Does Asthma Increase Risk for Inflammatory Bowel Diseases?
A population-based case–control study published in the September issue of Clinical Gastroenterology and Hepatology associates asthma with later development of Crohn’s disease (CD) and with ulcerative colitis (UC).
Although the etiology of asthma and inflammatory bowel diseases (IBD) are not well understood, they both involve complex interactions among genetic and environmental factors and the intestinal microbiota. IBD and asthma are each more common among children who are not breastfed or exposed to antibiotics as infants, and associate with variants in genes that regulate inflammation. Previous studies have associated IBD with respiratory disorders, including asthma and chronic obstructive pulmonary disease.
M. Ellen Kuenzig et al performed a case–control study to examine the effect of asthma on later development of CD or UC using health databases from Alberta, Canada. Cases of CD and UC were identified using a validated ICD-9 and -10 coding algorithm; controls had no IBD-related codes and were identified with an age-stratified random sample. Diagnoses of asthma were also determined using coding algorithms, and had to precede diagnoses of IBD. The authors analyzed data from 3087 CD cases, 2377 UC cases, and 402,800 controls.
Overall, 14.5% and 12.8% of individuals with CD and UC, respectively, had a diagnosis of asthma prior to the diagnosis of IBD, compared to 9.8% of controls (P < .0001). Asthma was associated with increased odds of incident CD (adjusted odds ratio, 1.45) regardless of patient age. Asthma associated with a diagnosis of UC at an age of 16 years or younger (adjusted odds ratio, 1.49), and a diagnosis of UC at 40 years or older (adjusted odds ratio, 1.57). However, asthma did not increase the risk of a diagnosis of UC between the ages of 17 and 40 years.

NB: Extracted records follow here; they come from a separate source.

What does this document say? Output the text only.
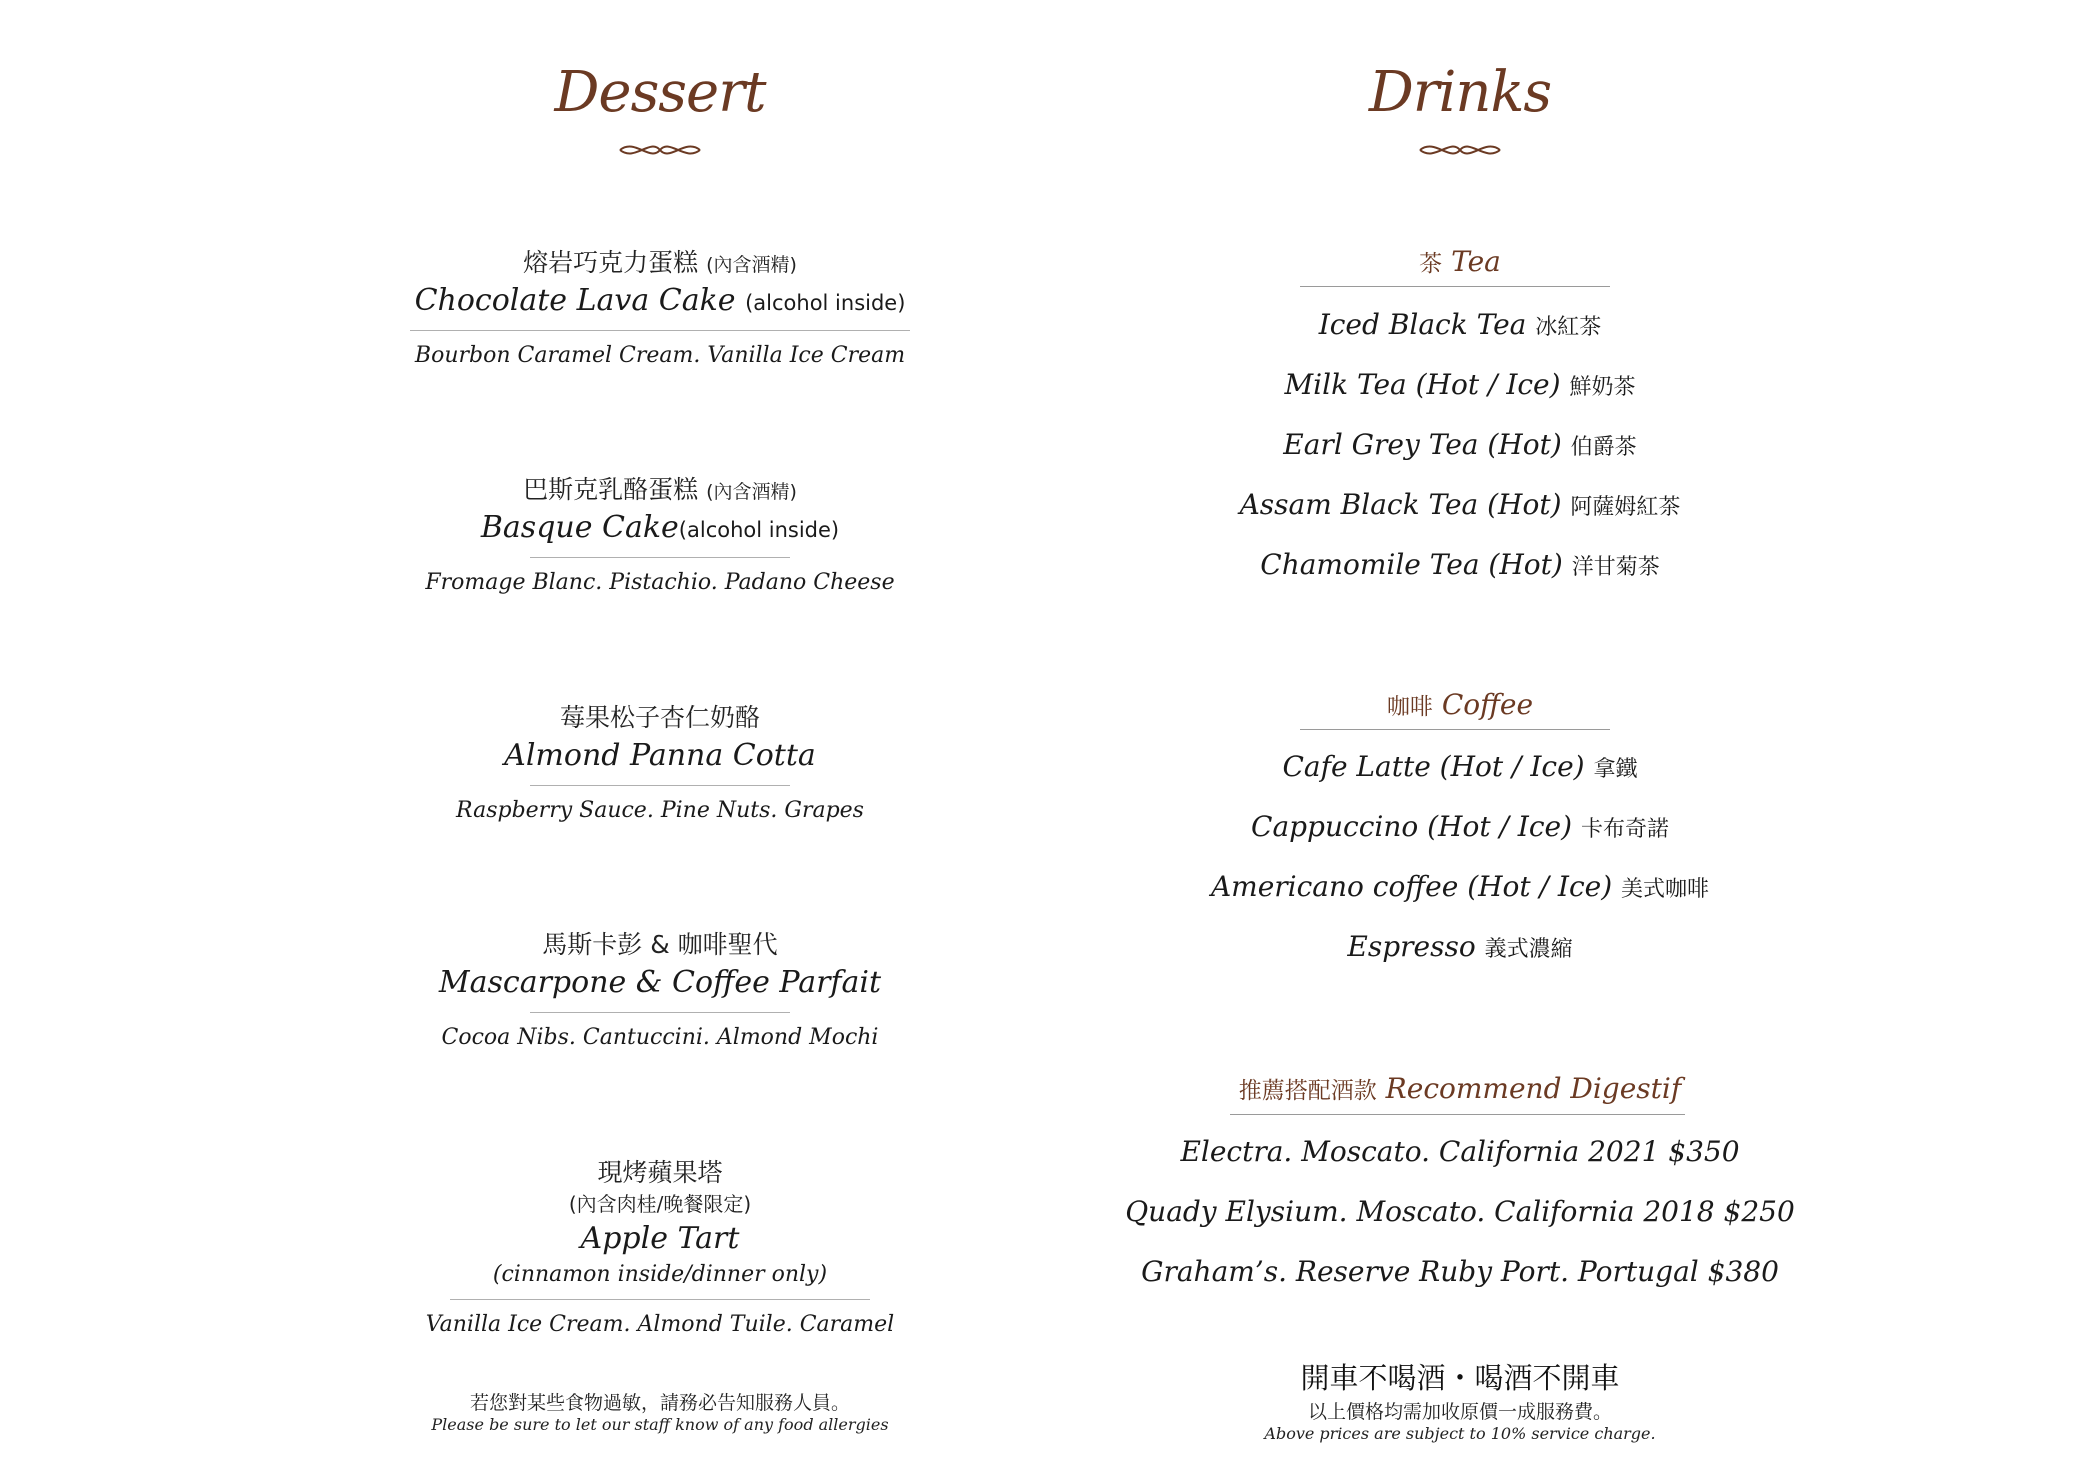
Dessert
熔岩巧克力蛋糕 (內含酒精)
Chocolate Lava Cake (alcohol inside)
Bourbon Caramel Cream. Vanilla Ice Cream
巴斯克乳酪蛋糕 (內含酒精)
Basque Cake(alcohol inside)
Fromage Blanc. Pistachio. Padano Cheese
莓果松子杏仁奶酪
Almond Panna Cotta
Raspberry Sauce. Pine Nuts. Grapes
馬斯卡彭 & 咖啡聖代
Mascarpone & Coffee Parfait
Cocoa Nibs. Cantuccini. Almond Mochi
現烤蘋果塔
(內含肉桂/晚餐限定)
Apple Tart
(cinnamon inside/dinner only)
Vanilla Ice Cream. Almond Tuile. Caramel
若您對某些食物過敏，請務必告知服務人員。
Please be sure to let our staff know of any food allergies
Drinks
茶 Tea
Iced Black Tea 冰紅茶
Milk Tea (Hot / Ice) 鮮奶茶
Earl Grey Tea (Hot) 伯爵茶
Assam Black Tea (Hot) 阿薩姆紅茶
Chamomile Tea (Hot) 洋甘菊茶
咖啡 Coffee
Cafe Latte (Hot / Ice) 拿鐵
Cappuccino (Hot / Ice) 卡布奇諾
Americano coffee (Hot / Ice) 美式咖啡
Espresso 義式濃縮
推薦搭配酒款 Recommend Digestif
Electra. Moscato. California 2021 $350
Quady Elysium. Moscato. California 2018 $250
Graham’s. Reserve Ruby Port. Portugal $380
開車不喝酒・喝酒不開車
以上價格均需加收原價一成服務費。
Above prices are subject to 10% service charge.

As the prevalence of current smoking increased, the odds ratio for the association between asthma and Crohn’s disease decreased (see figure). The authors did not expect adjusting for smoking status to have a substantial impact on their findings.
People with asthma therefore appear to be at higher risk for later developing IBD. Kuenzig et al state that patients who present to their allergists with chronic gastrointestinal symptoms might benefit from priority referral to a gastroenterologist.
In an editorial that accompanies the article, Edward L. Barnes and Michael D. Kappelman write that the strength of the study was its population-based design, capturing of 99% of individuals residing in a province of more than 4 million. The ability to link data sets and analyze individuals over long periods of time are important for determining the relationship between pre-existing asthma and incident cases of UC or CD.
Are these associations caused by shared pathogenic mechanisms, common environmental risk factors, or risks related to asthma treatment?
Intestines and lungs each derive from the primitive foregut and have similar structures, including a mucous-coated epithelial layer. Asthma and IBD have been associated with defects in epithelial barriers, alterations in the innate immune response to microbes, and defects in inflammatory and immune responses to environmental factors and pathogens. It is not clear how asthma and IBD are linked, but they share many mechanisms of pathogenesis.
This is an interesting area for future research. Kuenzig et al state that studies to investigate the mechanisms connecting asthma to UC should be age specific.